Do you ever wonder about supertasters? The people who counter-intuitively do not like anything. Is it not strange to consider that those who can taste foods best like them least? What does that say about eating in general? A dirty habit, a dependency even, like the Terminators will think once we build them...now there's a movie where we all cheered for the disaster: "kill him Arnold! Kill him and him and him- no wait, don't!" He made bad cool, and he knew it. And what I love best about those movies, you know, a series of movies about how building technology and machines that are too smart little by little that will ultimately outgrow and destroy us, is that all the kids who said "really makes you think" about that movie now own smart phones and complain they aren't smart enough...or became software engineers because robots are way cool. But having too many taste buds is a bad thing. Brocolli tastes really bitter. Peppers are overpowering. Teresa is a super taster and can really only stand very bland and very sweet food. Sugar is her best buddy. Me, I don't even notice when it isn't there. Your supertaster never used to worry about gout, or obesity. But today? The modern supermarket is a supertaster's fantasy come true that they never knew they had! Everything is crawling with sugar, and salt that burns off those excess taste buds. Everything tastes pretty similar and is artificially flavored, with few if any vegetables. Most flavors are synthesized the way a jelly belly brand blob of corn syrup can be made to taste like anything from blueberry cobbler to buttered popcorn. Blandness rules. And no one could be happier, except me.

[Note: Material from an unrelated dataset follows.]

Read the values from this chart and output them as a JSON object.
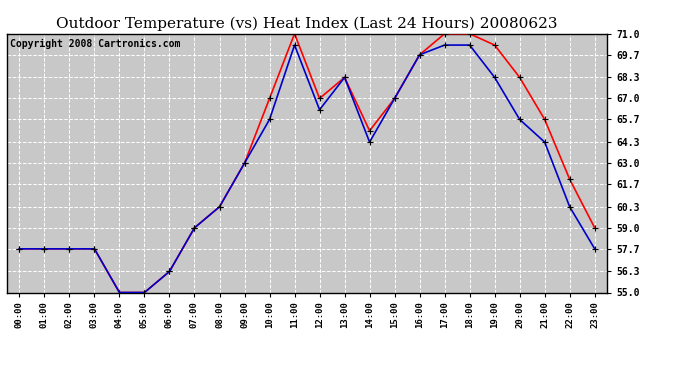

I keep planning to cook less from scratch, so I will have more free time (though however much- or little- free time I have I seem to get the same amount done), but when I am reaching for that frozen mediocre pizza, I see a couple waddling towards me, unable to support themselves without a heavily-loaded shopping cart each to huddle over while panting, and I instead vow to cook more and do away with free time all together. Though I do get in a workout while in the kitchen while waiting for things to boil or bake and one can listen to music or audio books or even radio (I kid I kid)- would the women's right movement have ever taken place had mp3 players been available to the beatnik chicks- and I for my part believe that men were so horrified by the movement because it underlined for them how crazy women really were/are; you want to leave our comfortable home to come to the office and type? You're insane...do you think I work for fun? Or that selling copy machines and joshing with my seedy boss fulfills me?! Teresa loves all kinds of products that I can't even taste. Cereals, granola bars, snack mixes, and my food she often finds revolting. It has all kinds of textures and sensations in it. Yuck.

Flavor is a lot like personality. I told my friend once when she was lonely and depressed that if she wanted to find love she was going to have to be a lot less interesting. Personality never seems decent to those without much. And it is much harder to pair a strong beer with the right meal than a weak one- its why the most popular American beers, pizzas, television sitcoms, and everything, are predictable and mild. Your common human being finds a person like myself rather rough around the edges, in need of some sanding down. Pick up a personality and you might get a splinter in your finger. Take a bite out of a personality and you might have to spit it out. Now normal people- there's nothing to object to. You hardly even know they're there. Small price to pay for knowing you won't get shocked. Very easy to fall in love with, tolerate for a whole lot of years. Make ideal roomates. Personalities are always offending or impressing people. They have opinions, feelings, moods. Yuck.